Nelle occasioni in cui la sconfitta sembrava inevitabile gli uomini abbandonavano il posto insieme alle donne e questo poteva verificarsi o per ordine di un potere superiore, o durante un armistizio, oppure di nascosto. Ma c’erano anche occasioni in cui anche la fuga era fuori discussione, occasioni di cui purtroppo mancano testimonianze precise: si suppone che molti uomini per la disperazione si suicidassero gettandosi nel fuoco e che le loro donne spesso li seguissero in questo atto, mostrando assoluta fedeltà e devozione.

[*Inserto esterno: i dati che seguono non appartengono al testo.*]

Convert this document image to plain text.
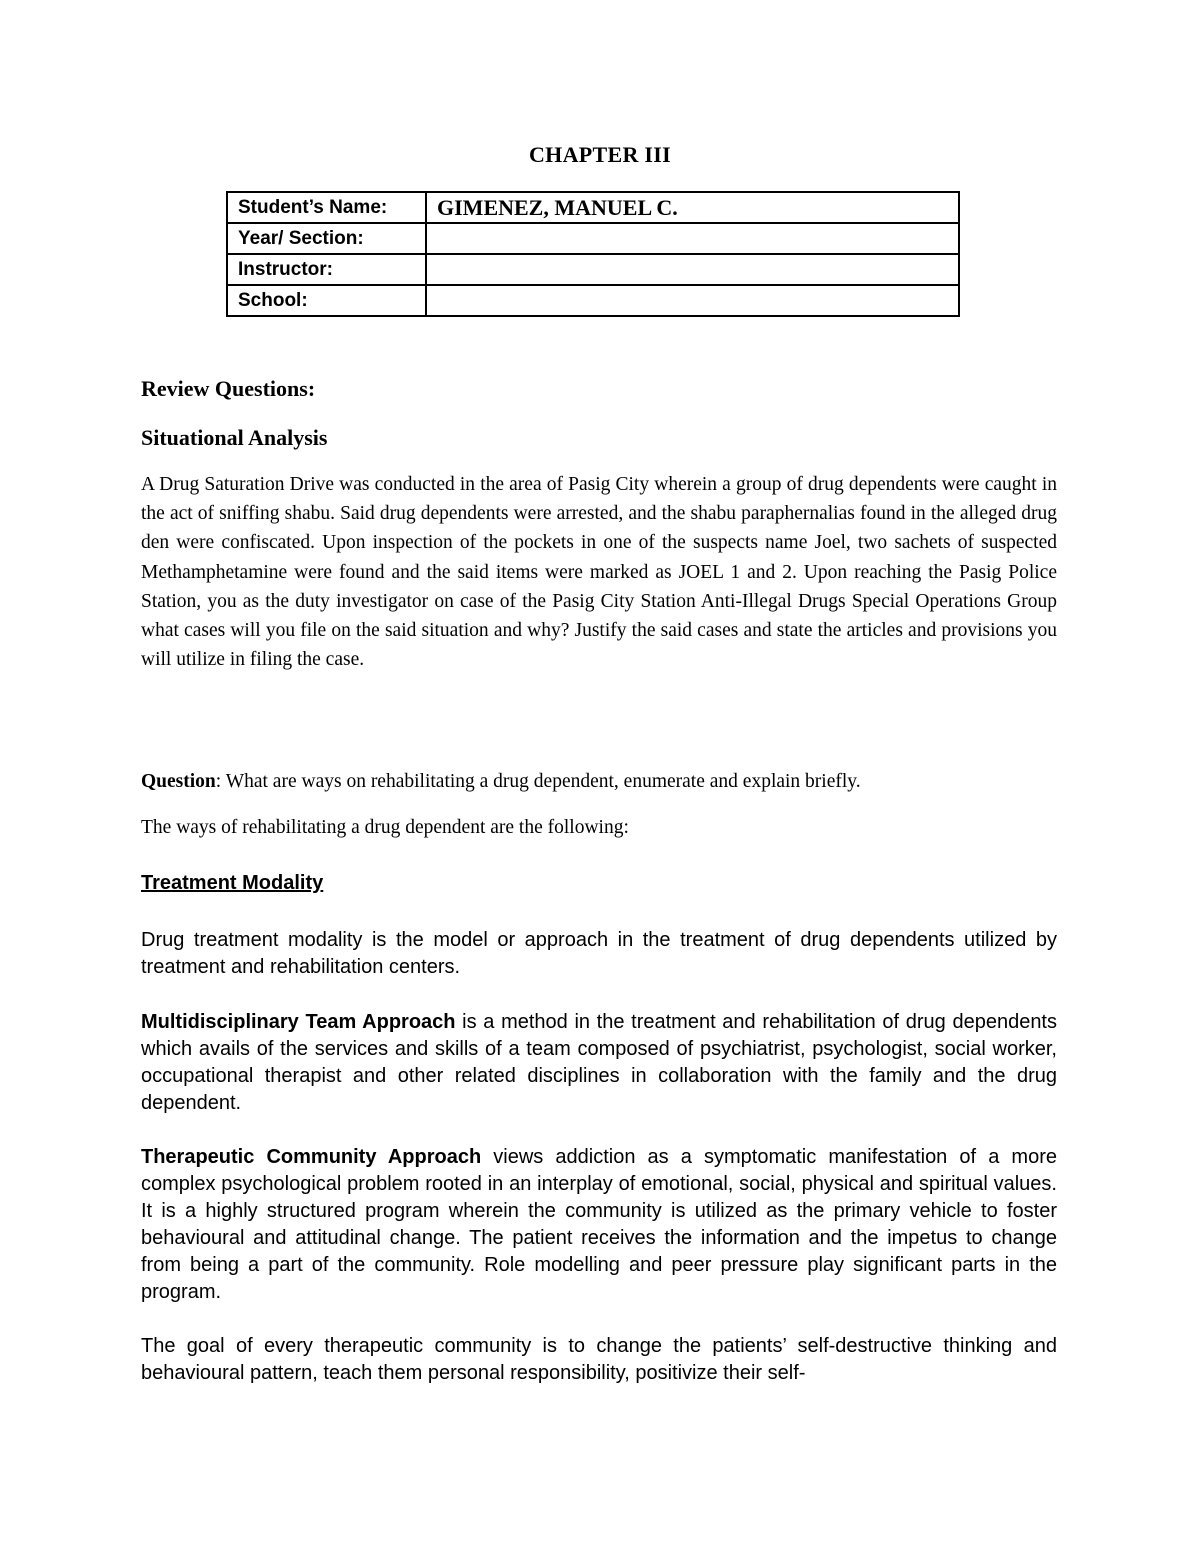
CHAPTER III
Student’s Name:	GIMENEZ, MANUEL C.
Year/ Section:	
Instructor:	
School:	
Review Questions:
Situational Analysis

A Drug Saturation Drive was conducted in the area of Pasig City wherein a group of drug dependents were caught in the act of sniffing shabu. Said drug dependents were arrested, and the shabu paraphernalias found in the alleged drug den were confiscated. Upon inspection of the pockets in one of the suspects name Joel, two sachets of suspected Methamphetamine were found and the said items were marked as JOEL 1 and 2. Upon reaching the Pasig Police Station, you as the duty investigator on case of the Pasig City Station Anti-Illegal Drugs Special Operations Group what cases will you file on the said situation and why? Justify the said cases and state the articles and provisions you will utilize in filing the case.

Question: What are ways on rehabilitating a drug dependent, enumerate and explain briefly.

The ways of rehabilitating a drug dependent are the following:

Treatment Modality

Drug treatment modality is the model or approach in the treatment of drug dependents utilized by treatment and rehabilitation centers.

Multidisciplinary Team Approach is a method in the treatment and rehabilitation of drug dependents which avails of the services and skills of a team composed of psychiatrist, psychologist, social worker, occupational therapist and other related disciplines in collaboration with the family and the drug dependent.

Therapeutic Community Approach views addiction as a symptomatic manifestation of a more complex psychological problem rooted in an interplay of emotional, social, physical and spiritual values. It is a highly structured program wherein the community is utilized as the primary vehicle to foster behavioural and attitudinal change. The patient receives the information and the impetus to change from being a part of the community. Role modelling and peer pressure play significant parts in the program.

The goal of every therapeutic community is to change the patients’ self-destructive thinking and behavioural pattern, teach them personal responsibility, positivize their self-
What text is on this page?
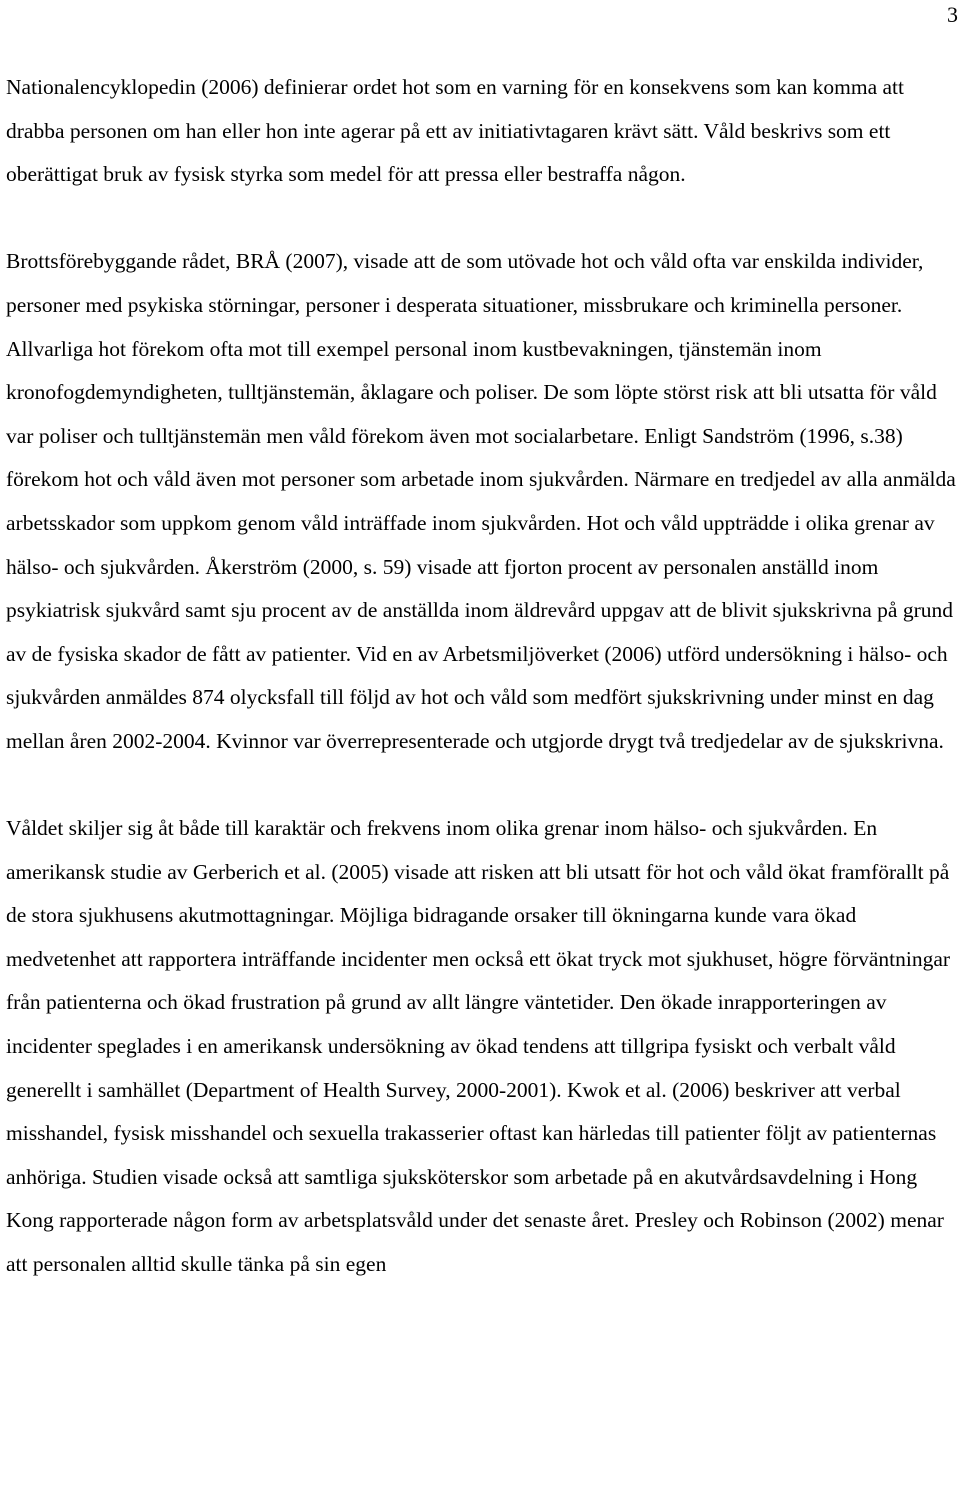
3

Nationalencyklopedin (2006) definierar ordet hot som en varning för en konsekvens som kan komma att drabba personen om han eller hon inte agerar på ett av initiativtagaren krävt sätt. Våld beskrivs som ett oberättigat bruk av fysisk styrka som medel för att pressa eller bestraffa någon.

Brottsförebyggande rådet, BRÅ (2007), visade att de som utövade hot och våld ofta var enskilda individer, personer med psykiska störningar, personer i desperata situationer, missbrukare och kriminella personer. Allvarliga hot förekom ofta mot till exempel personal inom kustbevakningen, tjänstemän inom kronofogdemyndigheten, tulltjänstemän, åklagare och poliser. De som löpte störst risk att bli utsatta för våld var poliser och tulltjänstemän men våld förekom även mot socialarbetare. Enligt Sandström (1996, s.38) förekom hot och våld även mot personer som arbetade inom sjukvården. Närmare en tredjedel av alla anmälda arbetsskador som uppkom genom våld inträffade inom sjukvården. Hot och våld uppträdde i olika grenar av hälso- och sjukvården. Åkerström (2000, s. 59) visade att fjorton procent av personalen anställd inom psykiatrisk sjukvård samt sju procent av de anställda inom äldrevård uppgav att de blivit sjukskrivna på grund av de fysiska skador de fått av patienter. Vid en av Arbetsmiljöverket (2006) utförd undersökning i hälso- och sjukvården anmäldes 874 olycksfall till följd av hot och våld som medfört sjukskrivning under minst en dag mellan åren 2002-2004. Kvinnor var överrepresenterade och utgjorde drygt två tredjedelar av de sjukskrivna.

Våldet skiljer sig åt både till karaktär och frekvens inom olika grenar inom hälso- och sjukvården. En amerikansk studie av Gerberich et al. (2005) visade att risken att bli utsatt för hot och våld ökat framförallt på de stora sjukhusens akutmottagningar. Möjliga bidragande orsaker till ökningarna kunde vara ökad medvetenhet att rapportera inträffande incidenter men också ett ökat tryck mot sjukhuset, högre förväntningar från patienterna och ökad frustration på grund av allt längre väntetider. Den ökade inrapporteringen av incidenter speglades i en amerikansk undersökning av ökad tendens att tillgripa fysiskt och verbalt våld generellt i samhället (Department of Health Survey, 2000-2001). Kwok et al. (2006) beskriver att verbal misshandel, fysisk misshandel och sexuella trakasserier oftast kan härledas till patienter följt av patienternas anhöriga. Studien visade också att samtliga sjuksköterskor som arbetade på en akutvårdsavdelning i Hong Kong rapporterade någon form av arbetsplatsvåld under det senaste året. Presley och Robinson (2002) menar att personalen alltid skulle tänka på sin egen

Il momento della verità arrivava quando la città era assediata: questo era il caso in cui le donne o combattevano, o fuggivano, o sceglievano appunto la morte insieme ai mariti piuttosto che la sconfitta. Tuttavia, quando la sconfitta in effetti arrivava le donne dovevano sopportarne le conseguenze. Sembra che non temessero tanto la morte quanto il rapimento, che comportava senza dubbio violenza carnale, anche se gli episodi di stupro vengono raramente menzionati quando si parla del saccheggio di una città, ma – si sa – oggi come allora nessuno storico è interessato a narrare le sconfitte e le brutalità subite, perché significherebbe perdere gloria e credibilità.

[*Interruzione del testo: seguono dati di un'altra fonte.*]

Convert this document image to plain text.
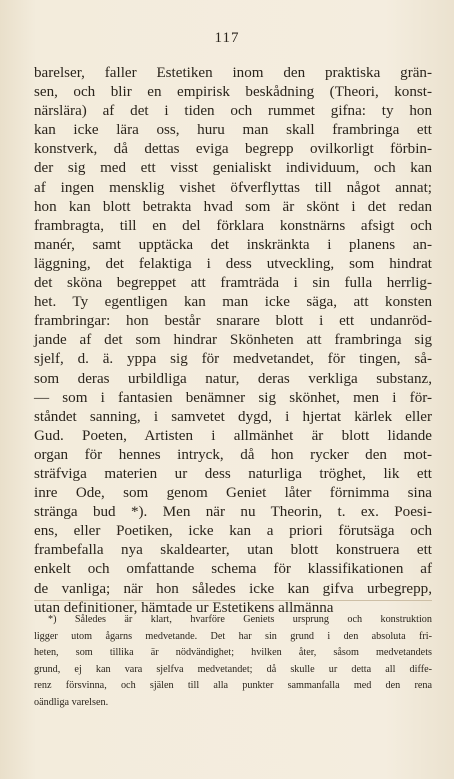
117
barelser, faller Estetiken inom den praktiska grän-
sen, och blir en empirisk beskådning (Theori, konst-
närslära) af det i tiden och rummet gifna: ty hon
kan icke lära oss, huru man skall frambringa ett
konstverk, då dettas eviga begrepp ovilkorligt förbin-
der sig med ett visst genialiskt individuum, och kan
af ingen mensklig vishet öfverflyttas till något annat;
hon kan blott betrakta hvad som är skönt i det redan
frambragta, till en del förklara konstnärns afsigt och
manér, samt upptäcka det inskränkta i planens an-
läggning, det felaktiga i dess utveckling, som hindrat
det sköna begreppet att framträda i sin fulla herrlig-
het. Ty egentligen kan man icke säga, att konsten
frambringar: hon består snarare blott i ett undanröd-
jande af det som hindrar Skönheten att frambringa sig
sjelf, d. ä. yppa sig för medvetandet, för tingen, så-
som deras urbildliga natur, deras verkliga substanz,
— som i fantasien benämner sig skönhet, men i för-
ståndet sanning, i samvetet dygd, i hjertat kärlek eller
Gud. Poeten, Artisten i allmänhet är blott lidande
organ för hennes intryck, då hon rycker den mot-
sträfviga materien ur dess naturliga tröghet, lik ett
inre Ode, som genom Geniet låter förnimma sina
stränga bud *). Men när nu Theorin, t. ex. Poesi-
ens, eller Poetiken, icke kan a priori förutsäga och
frambefalla nya skaldearter, utan blott konstruera ett
enkelt och omfattande schema för klassifikationen af
de vanliga; när hon således icke kan gifva urbegrepp,
utan definitioner, hämtade ur Estetikens allmänna
*) Således är klart, hvarföre Geniets ursprung och konstruktion
ligger utom ågarns medvetande. Det har sin grund i den absoluta fri-
heten, som tillika är nödvändighet; hvilken åter, såsom medvetandets
grund, ej kan vara sjelfva medvetandet; då skulle ur detta all diffe-
renz försvinna, och själen till alla punkter sammanfalla med den rena
oändliga varelsen.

Non tutte le donne rapite e fatte prigioniere, però, restavano schiave: era legittimo riscattare uno schiavo e restituirlo alla sua terra e ai suoi diritti. Certo è che, ovviamente, quando la terra viene distrutta e i parenti uccisi o resi schiavi essi stessi le possibilità di un riscatto sono molto scarse.
Finora ho parlato di cosa succedeva quando la guerra era vicina a casa, ma com’era la situazione della donna quando la guerra veniva combattuta lontano dalla propria città? Senza dubbio il problema più immediato era la solitudine: le madri perdevano i figli, le mogli i mariti, le ragazze da marito avevano timore che passasse l’età adatta per sposarsi. Oltre a ciò, ovviamente la città andava incontro a privazioni di carattere materiale: i campi non venivano più coltivati, i beni di consumo non venivano più importati e, man mano che la guerra si avvicinava, i raccolti e le proprietà venivano saccheggiati e distrutti.

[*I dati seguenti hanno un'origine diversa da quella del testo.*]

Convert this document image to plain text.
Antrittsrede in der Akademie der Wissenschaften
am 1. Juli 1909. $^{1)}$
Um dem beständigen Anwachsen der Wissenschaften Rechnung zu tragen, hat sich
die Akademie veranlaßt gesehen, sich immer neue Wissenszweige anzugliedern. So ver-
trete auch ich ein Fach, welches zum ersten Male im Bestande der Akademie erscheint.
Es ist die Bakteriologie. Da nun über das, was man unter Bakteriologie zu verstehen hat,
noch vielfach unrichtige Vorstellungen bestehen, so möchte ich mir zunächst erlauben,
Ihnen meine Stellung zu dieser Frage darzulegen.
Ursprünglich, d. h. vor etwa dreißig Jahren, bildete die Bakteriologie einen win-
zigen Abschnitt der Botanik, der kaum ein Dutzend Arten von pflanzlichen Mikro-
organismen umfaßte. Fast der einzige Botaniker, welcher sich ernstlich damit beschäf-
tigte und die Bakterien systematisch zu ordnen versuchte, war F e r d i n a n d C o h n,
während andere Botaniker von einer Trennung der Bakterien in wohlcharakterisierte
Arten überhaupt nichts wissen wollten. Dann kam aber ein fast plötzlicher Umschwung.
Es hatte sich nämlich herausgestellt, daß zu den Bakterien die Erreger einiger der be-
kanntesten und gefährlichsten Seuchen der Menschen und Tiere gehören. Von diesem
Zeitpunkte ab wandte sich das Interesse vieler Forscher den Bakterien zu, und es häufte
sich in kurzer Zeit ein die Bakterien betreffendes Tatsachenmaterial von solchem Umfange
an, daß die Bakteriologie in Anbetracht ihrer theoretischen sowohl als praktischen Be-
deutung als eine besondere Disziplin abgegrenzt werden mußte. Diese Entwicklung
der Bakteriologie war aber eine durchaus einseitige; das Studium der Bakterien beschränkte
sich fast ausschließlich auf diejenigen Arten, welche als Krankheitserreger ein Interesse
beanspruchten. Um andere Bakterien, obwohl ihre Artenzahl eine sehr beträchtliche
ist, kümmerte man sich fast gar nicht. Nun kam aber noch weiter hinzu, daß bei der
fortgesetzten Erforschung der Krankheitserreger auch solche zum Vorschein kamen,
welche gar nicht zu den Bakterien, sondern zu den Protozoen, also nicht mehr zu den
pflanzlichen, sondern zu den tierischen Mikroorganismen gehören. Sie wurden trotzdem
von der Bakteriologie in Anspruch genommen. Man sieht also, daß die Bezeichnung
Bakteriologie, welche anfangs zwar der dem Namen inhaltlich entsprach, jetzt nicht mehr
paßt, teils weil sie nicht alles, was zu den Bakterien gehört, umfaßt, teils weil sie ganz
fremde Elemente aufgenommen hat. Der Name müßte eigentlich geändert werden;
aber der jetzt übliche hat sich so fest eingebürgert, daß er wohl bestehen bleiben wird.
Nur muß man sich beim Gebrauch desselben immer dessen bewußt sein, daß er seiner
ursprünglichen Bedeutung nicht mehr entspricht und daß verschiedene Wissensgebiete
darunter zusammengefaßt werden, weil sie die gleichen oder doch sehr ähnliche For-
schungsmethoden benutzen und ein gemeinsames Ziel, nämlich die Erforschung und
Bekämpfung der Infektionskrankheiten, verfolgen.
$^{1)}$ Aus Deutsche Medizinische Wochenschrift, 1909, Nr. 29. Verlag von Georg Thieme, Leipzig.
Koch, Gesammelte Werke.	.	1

Tuttavia, una guerra all’estero comportava per le donne molte sofferenze ma raramente pericoli veri e propri; solo quando la guerra arrivava in città le donne erano direttamente attaccate e in questo caso combattevano, ma preferivano restare ai margini finché non venivano chiamate in causa. Di certo questo non poteva e non può essere motivo di biasimo: l’istinto di conservazione è uguale per tutti. Tuttavia, alcune donne si distinguevano – come sempre nella storia – per il loro coraggio e la loro lealtà nei confronti dello stato: esempi sorprendenti di donne che combattono volontariamente in difesa della città provengono soprattutto da Sparta, dove la superiorità della fedeltà allo stato in confronto a quella verso la famiglia era considerata il primo principio nazionale e interessava tanto gli uomini quanto le donne. Ad Atene, invece, la situazione era esattamente opposta: che una donna subordinasse la famiglia allo stato era impensabile.
In breve, si può dire che l’educazione e la vita di una donna ateniese era incentrata sulla famiglia, mentre quella di una spartana era pesantemente condizionata dallo stato.
Non accade così forse anche oggi? Non ci sono anche oggi stati o religioni o dettami che indicano alla donna che cosa sia meglio per lei, senza che la donna stessa possa nemmeno rendersi conti di essere una sorta di pedina?
La risposta purtroppo è scontata: oggi come allora ci sono donne che sono costrette, in nome di un potere o di un bene superiore, a sacrificarsi e a dare la propria vita.
Ma ci sono anche donne che combattono volontariamente tante battaglie, sia materiali sia ideologiche, proprio per permettere alle altre donne, quelle che sembrano non avere possibilità, di riscattarsi e di poter decidere autonomamente, non in quanto donne, ma in quanto esseri umani.